Table 2 shows that for input images with a uniform white background, the use of edge detection as part of the pre-processing step lowered the accuracy. For example, the accuracy of PP1 was higher than that of PP6. The difference between these two pre-processing steps is in the use of edge detection. This can be explained as follows. The output of an edge detector contains only the edges of the input image without the areas within the objects in the image. Therefore, a slight variation in object's position will greatly influence the result of the classification process. The proposed system uses a nearest neighbor classifier. This type of classifier only performs a substraction operation between the training and testing vectors. Since the vectors containing image edges are very sparse, even a slight variation of the object position (and hence, the edge positions) will result in a large difference. An exception is observed, however, for PP2 and PP7 in which the accuracy of PP2 is lower than PP7, although the difference is not significant and can be attributed to the randomization performed in the cross validation process. A similar trend is also observed in Tables 3 and 4, i.e. the use of edge detection tends to lower system accuracy except in the case of PP2 and PP7.
When we compare the results of Tables 2 and 3, we observe that for most cases, the system's performance was higher when the hand gesture was captured against an environmental background. In the case of PP1 and PP6, the performance improvement was very small and can be attributed to the randomization done in the cross validation process. However, in other cases, such as PP3, PP4, PP8 and PP9, the performance increase was quite significant. In the case of PP3, PP4, PP8 and PP9, the main contributing factor to this phenomenon is the hue of the background. The environmental background used in these experiments was dominated by a green hue, which is very different from that of the human skin. Therefore, the thresholding operation was capable of separating the object (i.e. the hand) from the background. This in turn improved the performance of the classifier.

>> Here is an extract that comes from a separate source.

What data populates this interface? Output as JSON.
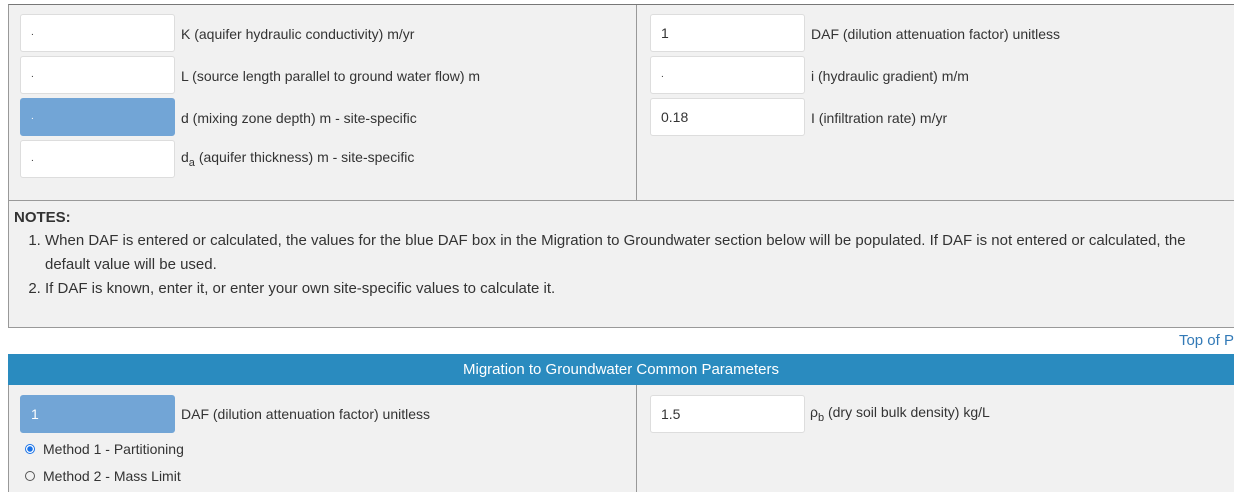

Table 4 shows that the performance of the system when the input consisted of images with both uniform and environmental backgrounds falls between the performances of the system as presented in Table 2 and 3. This is because the classifier used in this investigation is a nearest neighbor classifier. In this case, the system operates as if we have two parallel classifiers, one for the images with a white background and one for the images with an environmental background. The overall system performance then falls between the performances of these two classifiers. Finally, we can also conclude that the best pre-processing variant (in terms of system accuracy) was PP5. This holds true for all types of input image background.
7 Conclusion
In this study, we have compared ten variants of pre-processing methods applied to a hand gesture recognition system. Our experiments showed that the best preprocessing variant was PP5, giving a system accuracy of up to 83.78%. In future work, we will expand our hand gesture database to include images with more varied backgrounds, both in terms of complexity and hue variation.